Surprisingly, mated males in our study population did not differ significantly from non-mated males in body size, mass or IBC, traits that should be advantageous during direct male–male competition (Arak 1983). A number of previous studies on explosive breeders found large male advantage (e.g. Davies and Halliday 1977; Hedengren 1987; Wells 2007 and references therein), whereas others failed to do so (e.g. Höglund and Robertson 1987; Wells 2007 and references therein; Greene and Funk 2009; Hettyey et al. 2009c). The observed discrepancies in study outcomes indicate that mating systems of explosive breeders are dynamic, with mating behaviour likely varying with population size, individual density and time available for competition (Höglund and Robertson 1988; Höglund 1989; Wells 2007). It also has been suggested that mate-searching tactics in small males differ from those of large males, with large males being more successful in achieving takeovers of females in direct competition with already mated males (Arak 1983; Höglund and Robertson 1988). Small males may profit from higher mobility compared to large males as indicated in males of scrambling insect species (Moya-Larano et al. 2007; Kelly et al. 2008) and attempt to find approaching females on the edge of breeding aggregations.

The actual process of colour change in male moor frogs has not yet been investigated, but it is assumed that blue colour in amphibians derives from incoherent light scattering from reflecting platelets in specific chromatophores, the iridophores (Bagnara et al. 2007). Shifts in the adjacent chromatophore layers of yellow xanthophores and dark melanophores lead to rapid colour change. The dependence of blueness on temperature (Hettyey et al. 2009c), which should be linked to a general level of activity in ectotherms and the ability to change colouration, suggests that male blueness could be adjusted to the intensity of intrasexual competition. Traits involved in male–male competition have been shown to be influenced by population density and OSR (Knell 2009; Bretman et al. 2011). For instance in dung beetles, males from species with low-density populations and a male-biassed OSR develop horns used as weapons for intrasexual aggressive behaviour (Pomfret and Knell 2008). In species with high population density and female excess, males scramble for matings and lack horns enhancing their mobility and ability to find females. The social environment males that are confronted with may not only vary between but also within species, and males may respond with behavioural plasticity by choosing alternative mating strategies (Bretman et al. 2011). For instance, male common toads have been shown to switch from chorusing behaviour at low densities to active searching and scrambling when the number of breeding individuals increases (Höglund and Robertson 1988).
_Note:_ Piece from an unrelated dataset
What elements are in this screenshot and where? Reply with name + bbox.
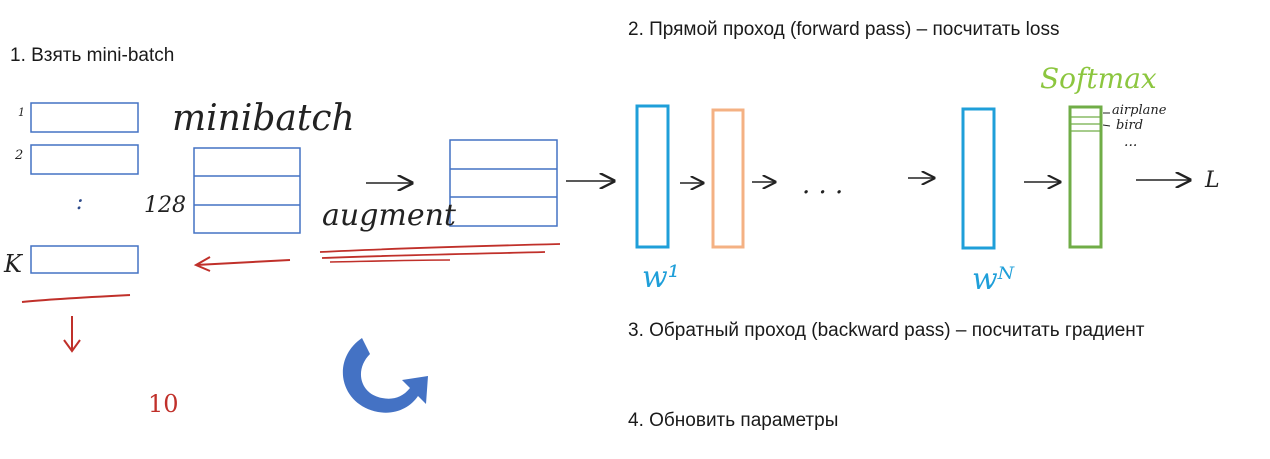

Blueness of male moor frogs might also vary in response to the social environment and would be predicted to be most intense in large, high-density populations such as our study population.

Sexual dimorphism in colour or pattern is known to occur in only 25 anuran species (Hoffman and Blouin 2000), but male nuptial colour change in explosive breeders has been reported for at least ten species from six families (Supplementary Material), emphasising the importance of body colouration as a social signal in this group. Explosive breeding species showing temporal colour dimorphism could therefore be an ideal study system to better understand flexible sex roles and signal plasticity in variable ecological and social environments.